Per tutti noi da quel giorno Rosaria Costa Schifani è la sua voce straziata. Le sue parole dal pulpito del duomo di Palermo hanno fatto il giro del mondo: «Io vi perdono, ma vi dovete mettere in ginocchio”. Non l’aveva scelto, ma è stata la voce della presa di coscienza dell’Italia intera.
Da quel momento, da quella voce, che chiedeva «giustizia, adesso» e ai mafiosi «il coraggio di cambiare» e insieme diceva come a sé stessa, «Ma loro non cambiano», l’Italia intera non ha più potuto voltarsi di là, non vedere, illudersi che i morti per strada fossero un affare lontano, che la mafia fosse un problema della Sicilia.
Con il dolore disperato di quella giovanissima madre di 22 anni rimasta sola con un bambino di quattro mesi da crescere, il 25 maggio 1992, il problema ha fatto irruzione senza bussare, e per sempre, nelle case di un Paese intero attraverso la Tv accesa sui funerali di Stato di Stato delle vittime della strage di Capaci: i magistrati Giovanni Falcone, Francesca Morvillo, e gli agenti della scorta di Falcone: Rocco Dicillo, Vincenzo Montinaro e Vito Schifani. Vito era il marito di Rosaria, il papà di Emanuele.
Il volto di Rosaria, scavato, pallidissimo, i suoi riccioli neri sono indelebili nella memoria collettiva. Rosaria, che sembrava di porcellana, ma ha dimostrato una grande forza, testimoniando senza mai cavalcare la ribalta, è andata avanti: ha scelto di lasciare la Sicilia, di vivere altrove, di rimettere insieme la sua vita andata a pezzettini lungo l’autostrada tra Palermo e Punta Raisi, di recidere anche fisicamente il legame con quella che quel giorno davanti a tutti chiamò città di sangue.
Emanuele è cresciuto al Nord, è diventato un ufficiale della Guardia di Finanza, ha scelto di rappresentare lo stesso Stato per cui è morto il padre che non ha fatto in tempo a ricordare, ma di cui ha abbracciato i valori anche grazie a un secondo papà che lo ha cresciuto con amore e rispetto.
Non arrendersi a quel «Loro non cambiano», è stata la rivincita di Rosaria, il suo modo di dare un senso alla morte assurda di Vito Schifani, che aveva una vita davanti e non ha potuto viverla con lei accanto a lei e a Emanuele.
Il 18 febbraio 2020 il nome di Rosaria Costa Schifani torna in cronaca, di nuovo suo malgrado, ed è un’altra ferita tragica.

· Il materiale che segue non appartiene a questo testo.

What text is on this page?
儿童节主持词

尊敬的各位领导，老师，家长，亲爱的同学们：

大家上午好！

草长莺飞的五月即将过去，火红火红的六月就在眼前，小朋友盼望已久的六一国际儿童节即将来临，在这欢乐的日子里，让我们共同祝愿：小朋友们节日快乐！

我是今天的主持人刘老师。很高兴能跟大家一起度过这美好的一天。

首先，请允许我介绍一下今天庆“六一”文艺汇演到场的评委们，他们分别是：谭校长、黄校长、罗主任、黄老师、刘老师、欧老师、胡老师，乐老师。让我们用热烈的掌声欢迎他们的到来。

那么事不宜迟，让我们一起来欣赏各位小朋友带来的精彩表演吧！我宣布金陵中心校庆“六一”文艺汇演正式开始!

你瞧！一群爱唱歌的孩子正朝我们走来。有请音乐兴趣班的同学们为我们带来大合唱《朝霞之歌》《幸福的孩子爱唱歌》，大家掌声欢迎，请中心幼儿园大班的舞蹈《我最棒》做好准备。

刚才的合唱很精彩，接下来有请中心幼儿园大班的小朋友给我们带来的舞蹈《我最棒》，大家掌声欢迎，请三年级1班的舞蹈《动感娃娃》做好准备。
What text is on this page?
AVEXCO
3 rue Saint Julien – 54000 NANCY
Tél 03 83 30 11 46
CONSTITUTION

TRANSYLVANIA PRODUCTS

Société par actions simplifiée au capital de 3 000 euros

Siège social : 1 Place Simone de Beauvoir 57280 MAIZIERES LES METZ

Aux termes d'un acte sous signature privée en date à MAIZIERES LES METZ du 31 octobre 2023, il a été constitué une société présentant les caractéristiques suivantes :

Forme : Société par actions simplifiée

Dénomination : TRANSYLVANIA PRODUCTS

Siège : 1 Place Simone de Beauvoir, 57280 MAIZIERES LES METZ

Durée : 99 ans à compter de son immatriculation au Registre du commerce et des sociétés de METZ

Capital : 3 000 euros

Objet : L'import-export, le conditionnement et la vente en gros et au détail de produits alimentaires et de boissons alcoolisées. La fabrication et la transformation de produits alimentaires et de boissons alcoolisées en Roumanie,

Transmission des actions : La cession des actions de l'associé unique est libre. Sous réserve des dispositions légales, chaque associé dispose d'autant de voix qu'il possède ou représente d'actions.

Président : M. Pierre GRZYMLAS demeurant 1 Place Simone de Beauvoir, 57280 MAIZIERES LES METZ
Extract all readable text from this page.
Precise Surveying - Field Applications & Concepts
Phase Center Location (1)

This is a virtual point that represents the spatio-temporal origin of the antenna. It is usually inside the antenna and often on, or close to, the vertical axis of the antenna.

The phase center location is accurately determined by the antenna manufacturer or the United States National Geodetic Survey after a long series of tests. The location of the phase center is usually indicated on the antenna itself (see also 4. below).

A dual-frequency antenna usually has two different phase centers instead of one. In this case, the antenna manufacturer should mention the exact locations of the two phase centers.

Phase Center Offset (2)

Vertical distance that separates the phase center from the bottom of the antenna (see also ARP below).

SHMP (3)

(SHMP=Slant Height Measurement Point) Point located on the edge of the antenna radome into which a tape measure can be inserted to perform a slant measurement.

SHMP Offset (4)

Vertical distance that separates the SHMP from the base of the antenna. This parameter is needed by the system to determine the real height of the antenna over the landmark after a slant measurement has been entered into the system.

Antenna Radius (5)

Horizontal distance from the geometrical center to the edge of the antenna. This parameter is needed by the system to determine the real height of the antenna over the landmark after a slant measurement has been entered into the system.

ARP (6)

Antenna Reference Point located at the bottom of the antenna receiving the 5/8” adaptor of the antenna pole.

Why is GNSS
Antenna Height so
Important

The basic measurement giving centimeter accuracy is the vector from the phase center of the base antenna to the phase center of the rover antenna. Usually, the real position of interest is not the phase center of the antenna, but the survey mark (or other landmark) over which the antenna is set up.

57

Il fratello Giuseppe Costa è stato arrestato con l’accusa di aver commesso estorsioni per conto di un clan. Si viene a sapere che si sarebbe guadagnato “credibilità” disconoscendo da subito quelle parole pubbliche di Rosaria che chiedeva giustizia. I rapporti erano da tempo interrotti, Rosaria ha scelto da sola la sua strada di libertà.
Al quotidiano La Repubblica che l’ha raggiunta dopo la notizia dell’arresto si è detta «devastata», ma decisa ad andare avanti per la sua strada a testa alta: «Mi dissocio da tutti, da mio fratello e da questi mafiosi che avvelenano il mondo. Mi telefonano tanti adesso, dicendo che mi sono vicini. Ma non sono vicina io a quest'uomo che il destino mi ha assegnato come una croce, adesso sono pronta a ripudiarlo».
Il 2 febbraio 2024 Giuseppe Costa è stato condannato a 12 anni per associazione mafiosa in primo grado dal Tribunale di Palermo.